Paintings by Edward John Poynter, Edwin Landseer, James Clarke Hook, William Logsdail, William Lionel Wyllie and James Tissot will be displayed, all of whom registered a changing world. Four themed rooms; Distance, Resistance, Transmission and Coding will tell the story of laying the heavy cables which weighed more than one imperial ton per kilometre across the Atlantic Ocean floor, from Valentia Island in Ireland to Newfoundland in Canada.

A new future
It took nine years, four attempts and the world's (then) largest ship, the Great Eastern, to complete. The cable enabled same-day messaging across the continents for the first time and sparked new opportunities as businesses were suddenly able to respond to world markets with breath-taking speed.  Governments and military forces were the first to use it. The first 'official' transatlantic telegraph was from Queen Victoria to President James Buchanan.

‘The Great Grammatizor’
Central to the exhibition will be an interactive messaging machine that will produce personal 'coded' poems for the public to enjoy. Three rotating buttons represent 'genre', 'feelings' and 'driving force' and when each is turned to one of seven options and a lever 'cranked' it will produce a one-of-a-kind text for visitors to decipher. Imagined by UCL PhD student Alexandra Bridarolli, it was inspired by 'The Great Automatic Grammatizator' a story by Roald Dahl from his collection Someone Like You (1953).

William Averst Ingram's 'Evening' (1898)

 William Lionel Wylie's 'Commerce and Sea Power' (1898)
The long-distance cable completely revolutionised communications; rather than weeks by ship, messages took minutes (approximately one minute for eight words) to transmit. The cables challenged ideas of space and time and completely transformed the way the Victorians did business and thought about communications. This room features samples of transatlantic cables, William Ayerst Ingram’s ‘Evening’ (1898) and William Lionel Wyllie's ‘Commerce and Sea Power’ (1898).
Edwin Landseer’s ‘Man Proposes, God Disposes’ (1864)
The resistance in the 2,754 km of copper cables was huge and engineers barely understood it, making the passing of signals very difficult. Damage from vessels and the elements also hindered transmission.  Edwin Landseer’s ‘Man Proposes, God Disposes’ (1864), will take pride of place and depicts a British shipwreck and scavenging polar bears. Two never-before-seen paintings will be on display, Thomas Hope McLachan’s ‘The Isles of the Sea’ (1894) and Peter Graham's ‘Ribbed and Paled by Rocks Unscalable and Roaring Waters’ (1885).
James Clarke Hook's 'Caught By the Tide' (1869) 

William Logsdail's 'The Ninth of November, 1888' (1890)
The telegraph companies desired speed but the line needed to clear between signals. To speed things up smaller signals were sent requiring ever more sensitive detectors. Paintings including James Clarke Hook’s ‘Caught By the Tide’ (1869) and William Logsdail ‘The Ninth of November, 1888’ (1890) explore old and new ways of transmitting messages.

To shorten messages and hide secret content from telegraph clerks people used code books and ciphers. Transatlantic code books will be on display alongside paintings that reflect the concept of coding through human interaction. These include James Tissot’s ‘The Last Evening’ (1873) and Solomon Joseph Solomon's ‘A Conversation Piece’ (1884).

'The Last Evening' by James Tissot (1873)

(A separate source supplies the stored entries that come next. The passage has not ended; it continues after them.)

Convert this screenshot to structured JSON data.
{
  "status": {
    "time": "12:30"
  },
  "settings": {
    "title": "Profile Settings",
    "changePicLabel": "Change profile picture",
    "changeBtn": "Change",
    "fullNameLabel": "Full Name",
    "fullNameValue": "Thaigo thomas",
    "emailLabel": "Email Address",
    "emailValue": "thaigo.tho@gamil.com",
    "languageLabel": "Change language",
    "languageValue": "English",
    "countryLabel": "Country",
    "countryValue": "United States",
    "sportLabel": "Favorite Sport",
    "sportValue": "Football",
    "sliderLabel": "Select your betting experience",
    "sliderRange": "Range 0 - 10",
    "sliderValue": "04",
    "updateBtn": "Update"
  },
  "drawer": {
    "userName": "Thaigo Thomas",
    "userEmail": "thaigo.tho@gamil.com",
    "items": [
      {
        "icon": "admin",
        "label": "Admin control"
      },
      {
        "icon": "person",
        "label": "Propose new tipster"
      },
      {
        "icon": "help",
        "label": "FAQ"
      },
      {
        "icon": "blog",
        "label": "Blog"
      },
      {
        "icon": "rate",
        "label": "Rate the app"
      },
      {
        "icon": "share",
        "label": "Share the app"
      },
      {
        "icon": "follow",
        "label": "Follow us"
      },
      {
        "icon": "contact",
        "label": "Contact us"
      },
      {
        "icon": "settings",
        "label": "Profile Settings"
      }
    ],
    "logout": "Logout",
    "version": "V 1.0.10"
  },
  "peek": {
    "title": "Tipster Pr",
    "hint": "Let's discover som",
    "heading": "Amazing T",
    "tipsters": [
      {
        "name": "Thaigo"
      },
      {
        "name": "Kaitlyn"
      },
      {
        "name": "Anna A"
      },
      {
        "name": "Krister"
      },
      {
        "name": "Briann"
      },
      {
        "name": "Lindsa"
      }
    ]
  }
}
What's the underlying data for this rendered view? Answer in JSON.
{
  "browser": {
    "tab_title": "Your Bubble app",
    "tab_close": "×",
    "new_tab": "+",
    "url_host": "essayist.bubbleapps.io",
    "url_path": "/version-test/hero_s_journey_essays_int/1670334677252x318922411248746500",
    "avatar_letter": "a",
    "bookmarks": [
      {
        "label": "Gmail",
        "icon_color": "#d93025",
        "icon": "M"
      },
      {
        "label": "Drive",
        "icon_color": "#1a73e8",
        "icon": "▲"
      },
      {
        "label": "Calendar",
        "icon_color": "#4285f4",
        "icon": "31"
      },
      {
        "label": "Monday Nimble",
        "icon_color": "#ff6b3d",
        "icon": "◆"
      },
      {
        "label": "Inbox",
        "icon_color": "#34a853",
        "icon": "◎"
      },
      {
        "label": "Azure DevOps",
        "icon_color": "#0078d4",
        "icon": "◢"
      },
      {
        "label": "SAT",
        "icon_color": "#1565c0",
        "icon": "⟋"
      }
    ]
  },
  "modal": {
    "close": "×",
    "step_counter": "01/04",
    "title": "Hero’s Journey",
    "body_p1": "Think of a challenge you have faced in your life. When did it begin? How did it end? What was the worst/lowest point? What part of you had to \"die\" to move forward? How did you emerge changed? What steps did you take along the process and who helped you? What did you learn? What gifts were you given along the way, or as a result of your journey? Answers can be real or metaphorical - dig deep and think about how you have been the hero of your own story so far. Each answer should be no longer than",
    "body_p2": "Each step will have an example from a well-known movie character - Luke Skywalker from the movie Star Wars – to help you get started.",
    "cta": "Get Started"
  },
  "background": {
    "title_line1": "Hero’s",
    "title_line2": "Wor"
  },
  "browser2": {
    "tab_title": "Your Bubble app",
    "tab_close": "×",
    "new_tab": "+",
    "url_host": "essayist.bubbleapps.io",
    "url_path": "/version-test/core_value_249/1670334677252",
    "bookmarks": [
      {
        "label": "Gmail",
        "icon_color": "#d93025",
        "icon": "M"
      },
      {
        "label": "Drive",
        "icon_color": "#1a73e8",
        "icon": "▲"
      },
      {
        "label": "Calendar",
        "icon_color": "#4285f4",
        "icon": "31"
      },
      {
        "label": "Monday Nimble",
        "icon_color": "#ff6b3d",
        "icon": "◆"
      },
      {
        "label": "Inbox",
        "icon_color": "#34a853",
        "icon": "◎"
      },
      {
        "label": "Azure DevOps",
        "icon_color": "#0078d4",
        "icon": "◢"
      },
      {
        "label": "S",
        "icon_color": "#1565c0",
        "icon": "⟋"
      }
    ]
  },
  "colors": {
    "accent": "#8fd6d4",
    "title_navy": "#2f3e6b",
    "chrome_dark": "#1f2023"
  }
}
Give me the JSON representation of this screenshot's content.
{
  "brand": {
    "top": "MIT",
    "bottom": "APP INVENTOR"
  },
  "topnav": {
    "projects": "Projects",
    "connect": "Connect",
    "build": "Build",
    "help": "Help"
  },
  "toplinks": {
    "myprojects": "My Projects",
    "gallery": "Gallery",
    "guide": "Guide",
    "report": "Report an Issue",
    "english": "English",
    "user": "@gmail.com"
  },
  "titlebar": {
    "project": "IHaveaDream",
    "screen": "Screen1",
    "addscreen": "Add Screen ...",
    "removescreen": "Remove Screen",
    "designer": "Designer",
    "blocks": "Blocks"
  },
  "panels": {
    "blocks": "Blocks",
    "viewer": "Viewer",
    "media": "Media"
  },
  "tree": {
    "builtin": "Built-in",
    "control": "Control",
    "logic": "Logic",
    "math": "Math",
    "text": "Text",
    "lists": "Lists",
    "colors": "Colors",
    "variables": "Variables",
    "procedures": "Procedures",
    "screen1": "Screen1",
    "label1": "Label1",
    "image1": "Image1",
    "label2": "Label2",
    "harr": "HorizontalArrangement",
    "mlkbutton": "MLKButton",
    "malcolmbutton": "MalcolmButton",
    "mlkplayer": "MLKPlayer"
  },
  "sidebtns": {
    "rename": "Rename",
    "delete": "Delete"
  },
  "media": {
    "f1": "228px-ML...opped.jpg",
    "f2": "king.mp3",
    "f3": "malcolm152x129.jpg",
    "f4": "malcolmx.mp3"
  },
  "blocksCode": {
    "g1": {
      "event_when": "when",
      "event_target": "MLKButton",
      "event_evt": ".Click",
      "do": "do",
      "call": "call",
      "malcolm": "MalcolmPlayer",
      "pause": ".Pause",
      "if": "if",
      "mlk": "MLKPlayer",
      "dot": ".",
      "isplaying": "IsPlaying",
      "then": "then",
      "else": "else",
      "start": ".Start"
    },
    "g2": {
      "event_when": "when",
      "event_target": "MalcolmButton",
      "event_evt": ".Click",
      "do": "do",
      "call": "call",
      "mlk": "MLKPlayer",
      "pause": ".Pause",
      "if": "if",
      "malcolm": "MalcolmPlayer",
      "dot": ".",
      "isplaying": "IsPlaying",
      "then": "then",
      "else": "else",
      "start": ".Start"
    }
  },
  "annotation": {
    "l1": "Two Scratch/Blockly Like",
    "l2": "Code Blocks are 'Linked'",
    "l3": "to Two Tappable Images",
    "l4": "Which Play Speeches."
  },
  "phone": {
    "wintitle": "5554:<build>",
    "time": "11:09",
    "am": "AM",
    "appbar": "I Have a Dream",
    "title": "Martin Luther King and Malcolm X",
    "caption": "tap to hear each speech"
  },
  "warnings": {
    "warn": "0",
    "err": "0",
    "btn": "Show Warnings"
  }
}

I know I shouldn't say this but James Tissot is one of the most masterful painters when it comes to depicting nineteenth-century, Victorian era cultural and societal norms.  Go to this exhibit if for no other reason than to stare at The Last Evening by Tissot. His works are true beauties to behold.  All the paintings included in Victorians Decoded: Art and Telegraphy are beauties in their own right whether you are looking at the true rough and rugged life of the sea faring captains and fishermen or the washer women and housewives caring for their babies.  I truly wish I could visit this exhibit. There are artefacts as well as paintings, so if this catches your eye then I truly hope you visit Guildhall Art Gallery and I would be most obliged if you would post me an email and let me know how it was!  

I am always happy to share the  news of upcoming UK exhibits.